Architectural History I

COURSE NUMBER

ARCH 504

CREDITS

3

Description

2019W Term 2: Architectural Imaginations of the Environment: Histories of 18th and 19th century buildings, cities, and worlds

Sara Stevens

Resilience and sustainability might be the terms du jour, but architecture’s relationship with its environment, as well as its desire to overcome this environment, is baked into the discipline. This course will study pre-1900 architecture across a set of global geographies to understand how thinking about the environment and the natural world has influenced architecture. By addressing imaginations of architecture, we will take as a given that one’s ideological frameworks influence how space is conceptualized. This supposition also enables an inclusive definition of architecture, ranging from the vernacular to the unbuilt and from the scale of landscapes to that of clothing. Organized thematically, rather than chronologically or geographically, the course will examine the contingent relationships between buildings, climates, and understandings of science. Students will select a case study project and thematic lens through which they will write a research paper related to the course topic. Short assignments will build capacity toward this research paper through structured workshops, while taking advantage of students’ creativity.
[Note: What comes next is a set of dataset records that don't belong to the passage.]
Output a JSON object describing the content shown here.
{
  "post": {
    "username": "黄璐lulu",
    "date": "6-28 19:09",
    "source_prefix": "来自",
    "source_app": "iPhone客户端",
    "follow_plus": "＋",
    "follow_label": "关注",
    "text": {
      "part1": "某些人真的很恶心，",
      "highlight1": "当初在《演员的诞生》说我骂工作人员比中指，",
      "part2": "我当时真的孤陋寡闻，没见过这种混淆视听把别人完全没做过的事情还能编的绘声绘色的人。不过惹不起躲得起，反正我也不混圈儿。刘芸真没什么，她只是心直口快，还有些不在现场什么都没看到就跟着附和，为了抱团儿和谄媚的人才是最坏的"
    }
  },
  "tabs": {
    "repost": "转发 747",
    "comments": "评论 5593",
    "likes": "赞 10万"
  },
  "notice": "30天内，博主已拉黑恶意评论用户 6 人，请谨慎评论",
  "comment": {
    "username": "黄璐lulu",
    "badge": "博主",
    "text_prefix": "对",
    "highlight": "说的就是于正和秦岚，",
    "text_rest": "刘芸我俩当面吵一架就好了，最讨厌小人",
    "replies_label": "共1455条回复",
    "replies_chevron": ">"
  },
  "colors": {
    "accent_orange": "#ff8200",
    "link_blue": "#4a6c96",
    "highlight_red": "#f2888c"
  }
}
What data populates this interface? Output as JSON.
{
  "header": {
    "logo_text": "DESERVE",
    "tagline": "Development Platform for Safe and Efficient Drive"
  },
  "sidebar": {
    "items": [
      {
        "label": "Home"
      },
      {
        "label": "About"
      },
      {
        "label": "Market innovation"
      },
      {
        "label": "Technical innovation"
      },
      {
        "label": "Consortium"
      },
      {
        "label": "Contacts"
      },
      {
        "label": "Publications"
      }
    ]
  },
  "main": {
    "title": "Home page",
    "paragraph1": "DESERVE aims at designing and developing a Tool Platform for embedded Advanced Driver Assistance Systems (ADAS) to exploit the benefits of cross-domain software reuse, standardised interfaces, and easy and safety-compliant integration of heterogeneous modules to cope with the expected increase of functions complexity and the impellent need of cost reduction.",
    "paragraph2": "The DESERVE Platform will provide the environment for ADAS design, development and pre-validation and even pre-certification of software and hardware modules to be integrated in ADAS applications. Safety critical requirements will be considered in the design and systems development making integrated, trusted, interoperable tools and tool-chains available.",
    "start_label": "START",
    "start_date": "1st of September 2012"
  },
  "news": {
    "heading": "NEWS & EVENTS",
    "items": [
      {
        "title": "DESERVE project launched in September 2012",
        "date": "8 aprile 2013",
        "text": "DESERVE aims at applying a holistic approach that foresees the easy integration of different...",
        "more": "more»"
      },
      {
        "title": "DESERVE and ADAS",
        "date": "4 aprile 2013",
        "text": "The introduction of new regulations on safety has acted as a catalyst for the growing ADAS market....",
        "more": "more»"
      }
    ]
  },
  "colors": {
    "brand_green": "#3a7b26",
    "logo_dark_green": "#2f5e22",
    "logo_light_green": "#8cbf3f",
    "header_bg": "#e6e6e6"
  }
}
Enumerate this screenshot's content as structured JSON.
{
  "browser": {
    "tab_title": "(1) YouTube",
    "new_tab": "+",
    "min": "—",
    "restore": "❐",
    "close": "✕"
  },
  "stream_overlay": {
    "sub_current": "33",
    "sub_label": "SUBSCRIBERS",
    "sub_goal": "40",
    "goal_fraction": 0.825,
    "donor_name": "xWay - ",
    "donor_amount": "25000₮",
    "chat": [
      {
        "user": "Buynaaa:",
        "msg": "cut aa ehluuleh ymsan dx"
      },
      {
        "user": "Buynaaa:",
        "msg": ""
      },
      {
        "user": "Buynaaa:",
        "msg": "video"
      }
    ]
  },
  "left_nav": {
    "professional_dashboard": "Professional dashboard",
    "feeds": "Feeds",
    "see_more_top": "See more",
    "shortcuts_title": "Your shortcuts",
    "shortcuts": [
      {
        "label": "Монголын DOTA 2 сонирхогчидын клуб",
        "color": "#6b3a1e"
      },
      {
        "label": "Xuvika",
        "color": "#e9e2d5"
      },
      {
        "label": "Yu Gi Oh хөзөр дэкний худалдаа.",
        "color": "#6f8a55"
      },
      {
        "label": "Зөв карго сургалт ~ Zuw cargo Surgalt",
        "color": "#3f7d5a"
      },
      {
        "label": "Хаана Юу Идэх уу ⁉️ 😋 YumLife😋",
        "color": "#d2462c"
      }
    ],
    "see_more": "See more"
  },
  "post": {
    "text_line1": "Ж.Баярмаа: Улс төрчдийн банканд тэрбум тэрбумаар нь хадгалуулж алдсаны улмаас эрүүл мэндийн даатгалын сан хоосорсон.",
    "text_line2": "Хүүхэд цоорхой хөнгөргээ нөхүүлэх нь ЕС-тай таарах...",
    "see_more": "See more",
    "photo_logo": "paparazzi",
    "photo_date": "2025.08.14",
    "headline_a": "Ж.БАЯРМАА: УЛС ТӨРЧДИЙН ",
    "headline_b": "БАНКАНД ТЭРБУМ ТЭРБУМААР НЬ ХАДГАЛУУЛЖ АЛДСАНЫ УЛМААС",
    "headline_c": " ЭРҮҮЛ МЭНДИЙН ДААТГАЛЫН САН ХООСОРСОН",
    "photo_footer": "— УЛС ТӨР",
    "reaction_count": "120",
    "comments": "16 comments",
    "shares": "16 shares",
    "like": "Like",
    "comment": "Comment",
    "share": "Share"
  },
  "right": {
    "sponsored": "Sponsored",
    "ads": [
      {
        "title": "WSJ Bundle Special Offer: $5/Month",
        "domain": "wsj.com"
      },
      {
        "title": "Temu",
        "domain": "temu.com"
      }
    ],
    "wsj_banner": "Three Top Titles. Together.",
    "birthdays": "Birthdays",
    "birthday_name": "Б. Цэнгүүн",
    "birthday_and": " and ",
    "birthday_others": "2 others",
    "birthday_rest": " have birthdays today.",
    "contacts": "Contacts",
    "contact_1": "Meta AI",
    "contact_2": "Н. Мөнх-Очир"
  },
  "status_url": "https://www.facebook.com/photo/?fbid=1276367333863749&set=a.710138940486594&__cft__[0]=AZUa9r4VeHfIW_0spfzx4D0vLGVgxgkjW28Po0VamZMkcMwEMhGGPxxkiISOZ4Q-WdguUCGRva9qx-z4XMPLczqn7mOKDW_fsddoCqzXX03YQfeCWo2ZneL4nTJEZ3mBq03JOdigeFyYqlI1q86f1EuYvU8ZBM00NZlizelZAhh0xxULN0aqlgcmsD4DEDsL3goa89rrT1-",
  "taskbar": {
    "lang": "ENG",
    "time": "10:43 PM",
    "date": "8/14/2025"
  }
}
Topics covered in the course will range from the understanding of air flow in eighteenth-century French fireplaces to planetary urbanization seen through Chicago’s nineteenth-century meat markets. Jules Vernes’ visions of human undersea inhabitation will provide one type of architectural imaginary; another will take up Dipesh Chakrabarty’s idea of “provincializing” Europe to reframe our too often Eurocentric lens. A close look at eighteenth century political and economic theory will reframe our understanding of picturesque garden design. Studying nineteenth century ideas in science, from Darwin’s evolution to understandings of geologic time, as presented through the architecture of museums, will be another way the course engages questions of architecture and environment. Finally, the class will engage with contemporary theories of the Anthropocene, Capitalocene, and Chthulucene to reflect further on these histories.